It’s kind of unreal… while I was going through them the last 4 years of school seemed to drag on forever and never end, but now that they are finished, I’m not quite sure where they went. It seems like yesterday that my Dad sat me down in his office two days before the university acceptance deadline and gently (albeit firmly) told me that I needed to choose a direction for my life and go to school. I was devastated at the time as I chose to take it like he was kicking me out, and I was terrified about my future. I had no idea where to go, what to do, or even really who I was. At 12:30am on the night of the deadline I chose Ghetto U in the City, mostly out of spite as I knew my parents would worry most about me there as it’s not the safest location. Big Dad, being the amazing Dad that he is, drove my acceptance letter 2.5 hours to its destination the day it was due to ensure that it got there on time.
When I made that decision, I had no idea how it would change my life. That one year I spent at Ghetto U changed me in so many ways it’s nearly impossible to list them.. I made some of the best friends of my life there. Bo Bandy, Star*, Pierre, Deeega… I made lifetime friendships with amazing people. Choosing Ghetto U also placed me on a path that would eventually lead me to meet the Hubster, whom I might have otherwise not met, which is really an option I don’t even want to think about. :)
As I finished my year at Ghetto U, the Hubster and I chose to move somewhere were we could start fresh (which I’ll explain when I get to that point in Our Story) and chose Hippie U. It was a huuuge adjustment for me. I felt like I had just found myself at Ghetto U, and had to completely start anew in a new city, new university, new major, new job, and most importantly, new marriage and new husband.
I’d be lying if I said that I loved Senior’s City or Hippie U right away, or even any time shortly after moving there. But in the words of another blogger and friend, it grows on you. And now, as I look back… it did. While a part of me wishes that I could have stayed at Ghetto U and graduated with my friends there, being at Hippie U was an experience that I treasure. While it took me a little longer to open up here, I eventually made amazing friends–Twin, K, Vibes, Dee, François, and soooo many more. I fell in love with teaching here and had experiences that I know I wouldn’t have had if I had stayed in the city. While the university itself is often frustrating, being at Hippie U gave me direction… I’m 23 years old (almost), I know where I want to go in life, and I am happy. I have a wonderful family. I am married to the man of my dreams and love of my life who supports me through everything. I have great friends. And after years of feeling at a loss about where to go in life, I finally feel as though I know what I want to do and I’m taking steps to achieve it. Life is good. :)
The graduation itself was very… fitting… for Hippie U. It was outdoors, so of course it rained partway through the ceremony while our names were being called up. Despite the lack of organization and the rain, it was wonderful. Finding out about my acceptance to the Hippie U Teacher’s College immediately before made the day that much better.

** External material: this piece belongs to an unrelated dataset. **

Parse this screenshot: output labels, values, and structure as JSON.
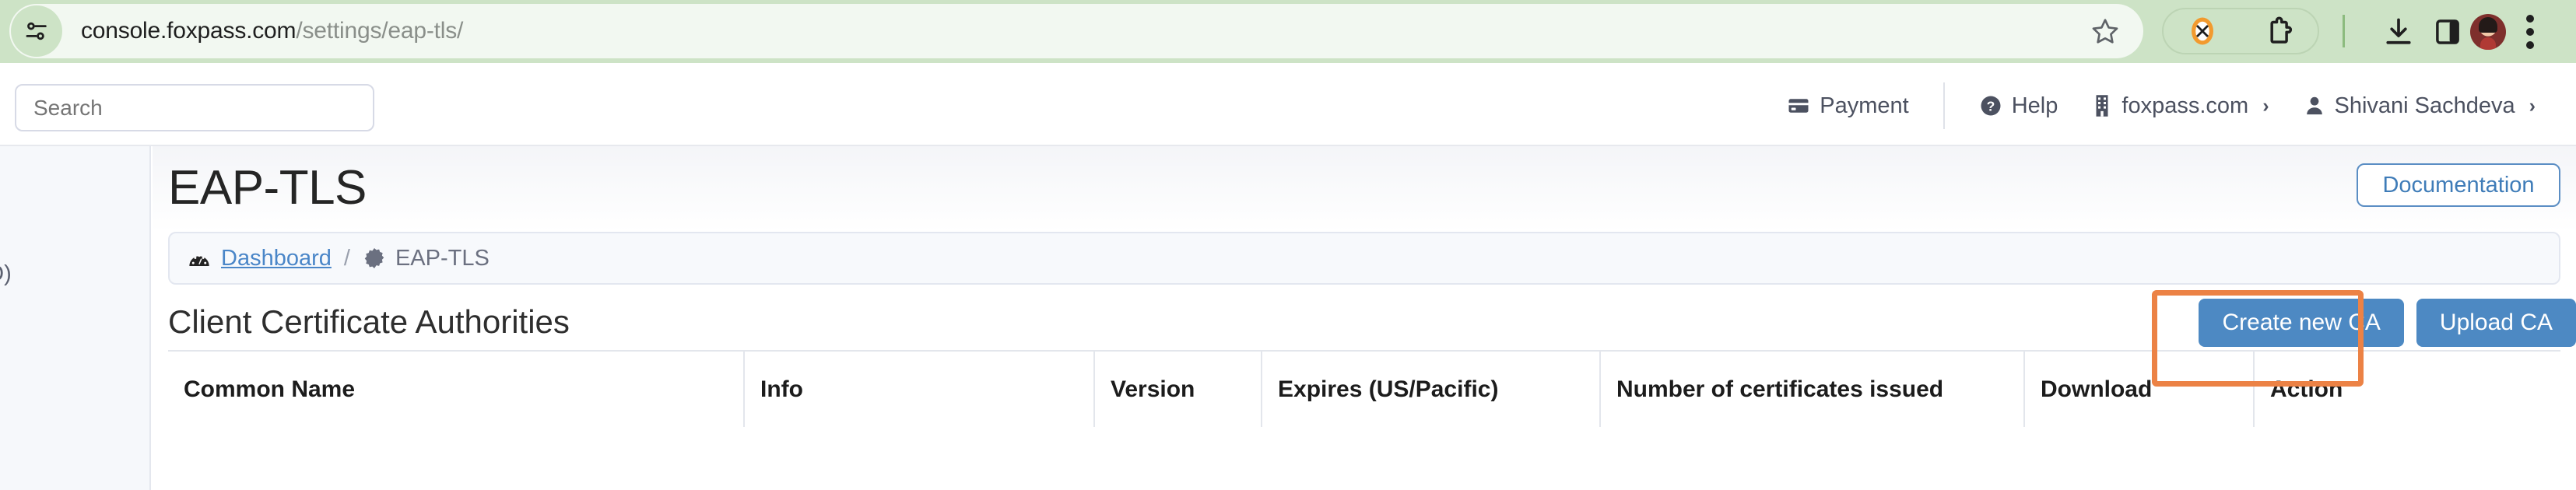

I know it was a great day as I broke not one, but BOTH of my beloved cream pumps between my jumping for joy and standing in the mud waiting to graduate. But I didn’t care… it was a perfect day.
My Mom and Dad were there to celebrate with us, and as I walked in the procession I saw Big Dad waiting with a dozen beautiful pink roses for me, which was so touching as he’s the reason I ended up at university in the first place. We ducked out early and enjoyed a wonderful lunch together… I have great parents. Be jealous. haha!All in all, it couldn’t have been better. Well, a sunny day would have been nice, but meh. haha! I AM DONE!!!!!!!!!!!!!!!!!!!!!!!!!!!!!